The Coronavidus is an RNA virus. Each individual virius is a little ball made of proteins and lipids, encasing a genome made of RNA.

By itself the virus is inert, but once that RNA finds its way to inside a human cell, it behaves like a fork bomb. The cell translates the viral RNA into proteins, just like it would with our own RNA. One of the proteins is a polimerase enzyme, which then makes even more copies of the viral genome. Soon, there are thousands of copies of the virus. Additionally, the viral genome also encodes the structural proteins for the capsule of the virus, including the "spike" protein that gives coronaviruses their signature look.



Why do cells replicate virus rns so much, why don't we replicate out own rna out of control by the same mechanism?

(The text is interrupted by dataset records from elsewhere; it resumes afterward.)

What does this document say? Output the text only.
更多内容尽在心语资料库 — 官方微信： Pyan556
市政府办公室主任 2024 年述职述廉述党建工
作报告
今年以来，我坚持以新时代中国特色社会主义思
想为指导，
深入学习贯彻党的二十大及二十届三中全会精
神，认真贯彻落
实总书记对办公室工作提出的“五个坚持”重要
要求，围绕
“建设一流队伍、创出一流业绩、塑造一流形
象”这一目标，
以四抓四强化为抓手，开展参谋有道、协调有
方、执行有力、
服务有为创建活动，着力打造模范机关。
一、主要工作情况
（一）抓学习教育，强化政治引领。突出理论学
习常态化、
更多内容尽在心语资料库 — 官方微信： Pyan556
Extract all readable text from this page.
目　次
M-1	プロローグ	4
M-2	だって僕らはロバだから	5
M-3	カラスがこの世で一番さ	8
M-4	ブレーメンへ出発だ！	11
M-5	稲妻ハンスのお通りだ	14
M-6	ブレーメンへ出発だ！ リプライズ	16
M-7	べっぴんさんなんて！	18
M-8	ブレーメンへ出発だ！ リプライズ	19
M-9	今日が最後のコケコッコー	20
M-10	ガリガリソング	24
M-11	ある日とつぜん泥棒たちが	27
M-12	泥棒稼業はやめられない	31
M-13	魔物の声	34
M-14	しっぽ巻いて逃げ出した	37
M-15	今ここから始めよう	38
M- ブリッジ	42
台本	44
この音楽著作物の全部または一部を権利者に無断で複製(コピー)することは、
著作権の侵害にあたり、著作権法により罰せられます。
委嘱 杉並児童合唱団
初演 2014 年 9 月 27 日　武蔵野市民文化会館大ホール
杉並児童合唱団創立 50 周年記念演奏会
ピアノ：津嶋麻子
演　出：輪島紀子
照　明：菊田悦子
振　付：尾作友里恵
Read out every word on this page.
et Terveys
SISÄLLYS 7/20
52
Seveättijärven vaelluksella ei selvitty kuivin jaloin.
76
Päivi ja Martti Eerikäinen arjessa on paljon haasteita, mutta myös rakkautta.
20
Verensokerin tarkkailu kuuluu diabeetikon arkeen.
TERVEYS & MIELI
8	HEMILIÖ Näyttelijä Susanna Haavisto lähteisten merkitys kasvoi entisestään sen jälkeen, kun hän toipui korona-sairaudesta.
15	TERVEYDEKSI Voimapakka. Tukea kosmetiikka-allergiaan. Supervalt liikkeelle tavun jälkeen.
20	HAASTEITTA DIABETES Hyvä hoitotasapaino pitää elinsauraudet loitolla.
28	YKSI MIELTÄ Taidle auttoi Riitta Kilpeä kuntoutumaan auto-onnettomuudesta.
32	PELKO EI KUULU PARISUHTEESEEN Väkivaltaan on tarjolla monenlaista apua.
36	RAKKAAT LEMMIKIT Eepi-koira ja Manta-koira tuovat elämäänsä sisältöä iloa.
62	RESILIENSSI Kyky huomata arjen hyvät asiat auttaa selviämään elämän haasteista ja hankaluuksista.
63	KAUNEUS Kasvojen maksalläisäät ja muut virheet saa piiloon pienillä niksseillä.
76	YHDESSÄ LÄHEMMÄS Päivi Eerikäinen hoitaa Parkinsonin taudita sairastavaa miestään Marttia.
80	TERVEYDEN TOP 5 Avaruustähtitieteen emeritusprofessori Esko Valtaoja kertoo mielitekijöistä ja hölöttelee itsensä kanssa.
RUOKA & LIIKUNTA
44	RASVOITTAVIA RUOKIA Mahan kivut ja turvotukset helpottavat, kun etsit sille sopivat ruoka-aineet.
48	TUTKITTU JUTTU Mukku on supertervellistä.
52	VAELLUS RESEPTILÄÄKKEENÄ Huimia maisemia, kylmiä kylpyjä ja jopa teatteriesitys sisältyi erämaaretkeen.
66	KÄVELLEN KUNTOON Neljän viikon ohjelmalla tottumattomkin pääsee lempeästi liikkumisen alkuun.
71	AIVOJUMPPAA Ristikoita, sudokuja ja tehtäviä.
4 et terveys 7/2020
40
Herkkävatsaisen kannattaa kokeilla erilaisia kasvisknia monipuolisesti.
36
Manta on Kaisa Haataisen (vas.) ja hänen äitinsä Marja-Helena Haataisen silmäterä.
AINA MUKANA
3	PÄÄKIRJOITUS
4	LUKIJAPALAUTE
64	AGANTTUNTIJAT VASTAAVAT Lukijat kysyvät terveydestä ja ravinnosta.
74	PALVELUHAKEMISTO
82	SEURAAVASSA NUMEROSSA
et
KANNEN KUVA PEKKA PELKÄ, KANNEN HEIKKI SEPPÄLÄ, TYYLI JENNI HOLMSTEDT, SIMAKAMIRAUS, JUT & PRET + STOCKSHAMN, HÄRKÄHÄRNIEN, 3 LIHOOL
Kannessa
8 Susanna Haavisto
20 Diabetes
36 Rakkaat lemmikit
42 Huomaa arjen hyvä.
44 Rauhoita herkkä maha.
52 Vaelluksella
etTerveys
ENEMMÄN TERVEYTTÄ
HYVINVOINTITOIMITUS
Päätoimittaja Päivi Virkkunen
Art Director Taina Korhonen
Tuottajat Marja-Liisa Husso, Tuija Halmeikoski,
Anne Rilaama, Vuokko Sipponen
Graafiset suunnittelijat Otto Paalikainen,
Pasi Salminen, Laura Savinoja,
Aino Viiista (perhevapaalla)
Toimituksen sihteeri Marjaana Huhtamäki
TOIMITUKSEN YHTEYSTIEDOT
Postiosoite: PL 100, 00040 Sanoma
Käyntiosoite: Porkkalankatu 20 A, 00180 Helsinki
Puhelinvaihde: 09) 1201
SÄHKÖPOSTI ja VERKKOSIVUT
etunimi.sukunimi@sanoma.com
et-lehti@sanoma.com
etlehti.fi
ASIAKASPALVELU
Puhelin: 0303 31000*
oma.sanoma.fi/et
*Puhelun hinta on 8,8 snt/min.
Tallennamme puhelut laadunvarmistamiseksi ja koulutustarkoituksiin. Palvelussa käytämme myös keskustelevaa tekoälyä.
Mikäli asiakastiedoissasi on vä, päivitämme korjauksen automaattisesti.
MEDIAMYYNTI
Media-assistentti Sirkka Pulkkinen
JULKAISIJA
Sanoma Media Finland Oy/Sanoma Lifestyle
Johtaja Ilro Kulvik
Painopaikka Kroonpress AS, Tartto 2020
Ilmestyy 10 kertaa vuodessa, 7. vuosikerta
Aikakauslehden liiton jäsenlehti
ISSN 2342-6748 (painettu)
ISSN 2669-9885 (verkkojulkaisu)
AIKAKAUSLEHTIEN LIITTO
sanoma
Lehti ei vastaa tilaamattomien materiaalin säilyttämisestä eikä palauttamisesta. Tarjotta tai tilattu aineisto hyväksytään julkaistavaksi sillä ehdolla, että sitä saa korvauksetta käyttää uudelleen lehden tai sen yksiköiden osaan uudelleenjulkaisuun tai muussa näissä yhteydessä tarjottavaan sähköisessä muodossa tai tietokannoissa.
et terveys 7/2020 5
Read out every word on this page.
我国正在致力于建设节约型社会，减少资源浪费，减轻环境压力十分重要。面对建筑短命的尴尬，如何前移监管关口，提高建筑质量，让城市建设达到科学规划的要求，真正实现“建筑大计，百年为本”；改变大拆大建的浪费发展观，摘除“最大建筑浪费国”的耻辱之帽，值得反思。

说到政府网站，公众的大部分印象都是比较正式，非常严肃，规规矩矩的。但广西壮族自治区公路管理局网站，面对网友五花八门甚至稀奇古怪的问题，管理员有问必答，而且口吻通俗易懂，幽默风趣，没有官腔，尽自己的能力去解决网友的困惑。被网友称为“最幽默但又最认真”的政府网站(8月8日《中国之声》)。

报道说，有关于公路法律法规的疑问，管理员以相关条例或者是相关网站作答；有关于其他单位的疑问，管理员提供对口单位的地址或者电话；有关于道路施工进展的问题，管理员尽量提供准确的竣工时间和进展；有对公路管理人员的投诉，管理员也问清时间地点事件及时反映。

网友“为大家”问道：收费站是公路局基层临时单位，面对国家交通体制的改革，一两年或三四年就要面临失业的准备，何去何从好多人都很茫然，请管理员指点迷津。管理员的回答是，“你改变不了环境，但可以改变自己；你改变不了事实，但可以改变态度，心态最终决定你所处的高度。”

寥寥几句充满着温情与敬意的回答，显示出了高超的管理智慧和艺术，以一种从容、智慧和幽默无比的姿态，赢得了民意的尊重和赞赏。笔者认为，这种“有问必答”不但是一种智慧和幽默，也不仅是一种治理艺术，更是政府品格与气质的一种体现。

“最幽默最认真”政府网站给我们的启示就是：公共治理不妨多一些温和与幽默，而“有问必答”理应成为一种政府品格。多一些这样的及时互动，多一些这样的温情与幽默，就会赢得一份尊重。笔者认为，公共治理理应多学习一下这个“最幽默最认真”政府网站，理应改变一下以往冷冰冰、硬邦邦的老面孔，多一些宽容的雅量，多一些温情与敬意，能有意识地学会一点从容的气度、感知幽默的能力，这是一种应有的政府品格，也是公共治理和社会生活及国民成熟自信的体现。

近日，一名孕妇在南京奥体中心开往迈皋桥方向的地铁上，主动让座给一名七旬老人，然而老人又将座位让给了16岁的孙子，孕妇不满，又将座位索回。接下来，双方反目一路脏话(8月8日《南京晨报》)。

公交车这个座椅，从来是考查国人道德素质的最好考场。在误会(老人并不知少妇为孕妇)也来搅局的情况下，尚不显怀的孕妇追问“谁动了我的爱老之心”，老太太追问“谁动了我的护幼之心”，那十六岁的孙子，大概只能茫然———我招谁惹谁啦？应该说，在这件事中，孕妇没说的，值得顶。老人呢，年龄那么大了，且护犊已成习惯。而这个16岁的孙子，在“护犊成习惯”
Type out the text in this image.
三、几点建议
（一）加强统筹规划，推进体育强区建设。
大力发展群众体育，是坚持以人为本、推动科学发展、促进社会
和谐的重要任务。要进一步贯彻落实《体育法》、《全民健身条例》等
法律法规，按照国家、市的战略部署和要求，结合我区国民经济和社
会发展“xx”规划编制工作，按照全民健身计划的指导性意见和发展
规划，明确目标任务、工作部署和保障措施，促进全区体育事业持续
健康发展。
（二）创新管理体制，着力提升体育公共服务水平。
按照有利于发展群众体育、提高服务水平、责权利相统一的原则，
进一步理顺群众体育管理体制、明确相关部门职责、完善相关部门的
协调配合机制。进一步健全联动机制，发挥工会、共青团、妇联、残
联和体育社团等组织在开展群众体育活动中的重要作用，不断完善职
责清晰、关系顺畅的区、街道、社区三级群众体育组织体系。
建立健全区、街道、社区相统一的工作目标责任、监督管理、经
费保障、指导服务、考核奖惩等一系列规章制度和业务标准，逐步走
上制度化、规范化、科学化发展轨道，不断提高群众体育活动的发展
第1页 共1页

The polymerase in most RNA viruses is an RNA-dependent RNA polymerase, an enzyme that makes copies of RNA. So what happens is: a single piece of viral RNA comes in the cell. Then it gets translated by the cell machinery, producing the polymerase enzyme. That polymerase then makes more copies of the viral genome. Which in turn gets translated into even more polymerase. Which then make even more copies of the virus... That is where the fork bomb analogy comes in.

https://en.m.wikipedia.org/wiki/RNA-dependent_RNA_polymerase

That kind of thing doesn't normally happen to us because we don't have those enzymes that can make copies of their own messenger RNA. Putting those fork bombs in production would be asking for trouble :)


Humans have developed protections against some rogue RNA, since out of control fork bombs randomly happening isn't a thing that makes you successful at reproduction.

The Virus reproduces using a fork bomb but for us it's deadly.